To eat a small snack between meals should not be considered a bad habit. On the contrary: small snacks can be scheduled quietly. The best way to bring your snack from home. So you avoid that the small hunger surprised in between and you inevitably land at the sweets machine in the company.
Choose the right time for a snack
The body needs time to digest the ingested food as well. A constant intake of food also brings the blood sugar level out of balance. That’s why it’s important to take a break between meals. As a rule of thumb, an intermediate snack should roughly halve the time between meals.

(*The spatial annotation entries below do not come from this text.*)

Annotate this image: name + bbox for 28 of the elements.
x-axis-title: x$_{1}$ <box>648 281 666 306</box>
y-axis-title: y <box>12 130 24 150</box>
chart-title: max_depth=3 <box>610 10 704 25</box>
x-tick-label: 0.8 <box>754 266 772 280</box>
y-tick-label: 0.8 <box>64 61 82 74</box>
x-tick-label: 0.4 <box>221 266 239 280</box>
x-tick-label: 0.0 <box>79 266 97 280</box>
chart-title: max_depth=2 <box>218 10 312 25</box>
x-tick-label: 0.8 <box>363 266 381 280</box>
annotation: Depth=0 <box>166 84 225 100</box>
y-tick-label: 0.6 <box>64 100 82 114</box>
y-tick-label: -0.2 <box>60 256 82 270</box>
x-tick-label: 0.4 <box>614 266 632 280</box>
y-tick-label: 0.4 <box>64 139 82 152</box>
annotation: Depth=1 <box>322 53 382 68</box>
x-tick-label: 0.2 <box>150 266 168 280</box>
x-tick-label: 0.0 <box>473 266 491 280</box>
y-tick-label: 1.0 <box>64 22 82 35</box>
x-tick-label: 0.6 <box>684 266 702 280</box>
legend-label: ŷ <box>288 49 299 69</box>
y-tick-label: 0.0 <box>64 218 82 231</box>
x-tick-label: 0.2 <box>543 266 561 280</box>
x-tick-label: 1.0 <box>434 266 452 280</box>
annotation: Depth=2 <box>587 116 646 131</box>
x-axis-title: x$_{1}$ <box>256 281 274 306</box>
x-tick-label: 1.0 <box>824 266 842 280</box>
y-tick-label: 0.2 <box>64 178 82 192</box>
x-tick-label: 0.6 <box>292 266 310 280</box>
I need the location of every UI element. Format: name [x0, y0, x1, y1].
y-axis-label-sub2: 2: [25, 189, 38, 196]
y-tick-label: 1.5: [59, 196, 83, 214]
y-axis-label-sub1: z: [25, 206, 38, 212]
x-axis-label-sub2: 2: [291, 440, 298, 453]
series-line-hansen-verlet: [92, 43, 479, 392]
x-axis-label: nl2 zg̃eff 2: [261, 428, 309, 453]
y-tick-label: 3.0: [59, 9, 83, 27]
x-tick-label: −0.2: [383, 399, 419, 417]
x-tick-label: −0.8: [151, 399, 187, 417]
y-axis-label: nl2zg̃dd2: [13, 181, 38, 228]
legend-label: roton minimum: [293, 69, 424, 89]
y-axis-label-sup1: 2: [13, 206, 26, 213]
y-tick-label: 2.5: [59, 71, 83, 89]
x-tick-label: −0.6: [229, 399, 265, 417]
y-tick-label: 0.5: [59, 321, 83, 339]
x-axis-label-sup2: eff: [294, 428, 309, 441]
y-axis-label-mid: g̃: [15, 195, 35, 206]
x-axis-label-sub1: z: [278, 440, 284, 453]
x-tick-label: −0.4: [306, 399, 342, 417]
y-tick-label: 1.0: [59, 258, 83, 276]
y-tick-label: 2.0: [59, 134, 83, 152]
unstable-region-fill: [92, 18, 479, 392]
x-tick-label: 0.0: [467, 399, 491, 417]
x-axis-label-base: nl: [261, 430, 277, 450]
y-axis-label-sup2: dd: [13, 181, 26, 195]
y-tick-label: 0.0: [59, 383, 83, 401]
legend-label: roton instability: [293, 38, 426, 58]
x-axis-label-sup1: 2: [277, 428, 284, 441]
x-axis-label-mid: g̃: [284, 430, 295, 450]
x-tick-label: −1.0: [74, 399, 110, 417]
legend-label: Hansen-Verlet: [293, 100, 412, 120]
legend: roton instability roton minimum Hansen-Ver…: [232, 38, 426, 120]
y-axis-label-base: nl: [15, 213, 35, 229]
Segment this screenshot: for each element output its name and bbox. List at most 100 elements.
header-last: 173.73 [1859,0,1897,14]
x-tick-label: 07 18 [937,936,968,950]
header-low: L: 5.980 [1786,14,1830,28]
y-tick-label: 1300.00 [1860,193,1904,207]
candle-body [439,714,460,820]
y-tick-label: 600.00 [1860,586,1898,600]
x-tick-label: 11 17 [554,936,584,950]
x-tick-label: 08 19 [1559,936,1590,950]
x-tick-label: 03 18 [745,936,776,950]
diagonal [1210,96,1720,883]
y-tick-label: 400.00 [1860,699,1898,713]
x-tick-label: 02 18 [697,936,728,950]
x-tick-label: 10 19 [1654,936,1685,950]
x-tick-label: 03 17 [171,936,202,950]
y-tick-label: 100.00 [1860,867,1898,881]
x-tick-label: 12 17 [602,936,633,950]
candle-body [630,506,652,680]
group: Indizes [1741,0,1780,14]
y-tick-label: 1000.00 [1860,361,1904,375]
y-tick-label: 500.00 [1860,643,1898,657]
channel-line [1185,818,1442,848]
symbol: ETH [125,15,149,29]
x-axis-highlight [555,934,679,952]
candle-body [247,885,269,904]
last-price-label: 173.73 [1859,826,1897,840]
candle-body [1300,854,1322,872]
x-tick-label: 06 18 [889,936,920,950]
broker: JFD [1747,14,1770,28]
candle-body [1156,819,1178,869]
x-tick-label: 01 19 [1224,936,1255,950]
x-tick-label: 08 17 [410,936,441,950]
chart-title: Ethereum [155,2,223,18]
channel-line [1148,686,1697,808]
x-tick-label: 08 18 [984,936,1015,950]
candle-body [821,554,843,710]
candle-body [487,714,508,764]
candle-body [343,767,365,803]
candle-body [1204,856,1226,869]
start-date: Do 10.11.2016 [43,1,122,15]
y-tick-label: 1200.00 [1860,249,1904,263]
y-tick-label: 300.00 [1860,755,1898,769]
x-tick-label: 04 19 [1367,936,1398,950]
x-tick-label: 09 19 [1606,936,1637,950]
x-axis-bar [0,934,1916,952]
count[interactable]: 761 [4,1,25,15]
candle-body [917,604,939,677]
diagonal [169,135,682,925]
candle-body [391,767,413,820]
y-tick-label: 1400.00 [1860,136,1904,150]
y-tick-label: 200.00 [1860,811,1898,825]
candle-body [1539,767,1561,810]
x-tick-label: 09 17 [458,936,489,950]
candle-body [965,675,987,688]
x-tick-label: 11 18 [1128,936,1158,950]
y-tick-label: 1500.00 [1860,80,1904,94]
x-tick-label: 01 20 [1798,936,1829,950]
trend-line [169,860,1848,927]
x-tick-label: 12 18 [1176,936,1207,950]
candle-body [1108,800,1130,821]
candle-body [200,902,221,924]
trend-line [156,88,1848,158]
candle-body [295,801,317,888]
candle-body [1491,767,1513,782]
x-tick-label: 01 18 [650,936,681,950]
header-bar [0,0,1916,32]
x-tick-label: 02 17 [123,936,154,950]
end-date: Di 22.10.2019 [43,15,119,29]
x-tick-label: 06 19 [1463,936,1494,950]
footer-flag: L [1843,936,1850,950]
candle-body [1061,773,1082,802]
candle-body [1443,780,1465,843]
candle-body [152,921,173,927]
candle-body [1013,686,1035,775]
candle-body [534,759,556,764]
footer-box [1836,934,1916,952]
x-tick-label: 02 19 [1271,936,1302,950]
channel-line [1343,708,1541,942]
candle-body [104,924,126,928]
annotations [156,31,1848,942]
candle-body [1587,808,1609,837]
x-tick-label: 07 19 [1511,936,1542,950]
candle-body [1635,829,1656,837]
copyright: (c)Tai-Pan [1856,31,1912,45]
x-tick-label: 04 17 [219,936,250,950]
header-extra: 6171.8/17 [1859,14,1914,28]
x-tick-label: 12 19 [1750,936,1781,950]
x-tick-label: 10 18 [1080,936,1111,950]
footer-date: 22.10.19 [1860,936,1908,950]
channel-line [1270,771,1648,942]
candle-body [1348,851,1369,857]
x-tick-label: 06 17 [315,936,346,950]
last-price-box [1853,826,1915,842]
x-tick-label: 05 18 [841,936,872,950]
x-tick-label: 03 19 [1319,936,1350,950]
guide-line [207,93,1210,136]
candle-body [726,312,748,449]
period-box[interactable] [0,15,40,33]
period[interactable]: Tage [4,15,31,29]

Pay attention to balanced snacks
An intermediate snack is just that – a meal in between. He should, therefore, have significantly fewer calories than the main meal. Foods that contain saturating proteins, vitamins and complex carbohydrates are particularly suitable as a healthy snack. Since the complex is digested more slowly than simple carbohydrates, the blood sugar level remains constant over a longer period and food cravings are avoided. Well, suited are therefore cereals such as oats or spelled, nuts, vegetables or fruits. Food such as Danish pastries, muesli or chocolate bars should be avoided due to the high sugar and fat content.
Drink enough water
We actually know that it is healthy to have enough liquid all day long. The difficulty is to be consistent. Often we do not have an overview of how much we actually drink or just forget about it. A large glass bottle of water, which should be “emptied” as a daily goal, helps to keep track and serves as a reminder. By the way, drinking water can also help against the feeling of hunger, because we are often just thirsty when we grab a snack.
Enjoy your snacks
Even small snacks can and should be celebrated. And without a guilty conscience. If you consciously take time to take your snack, you automatically have greater control over how much you eat.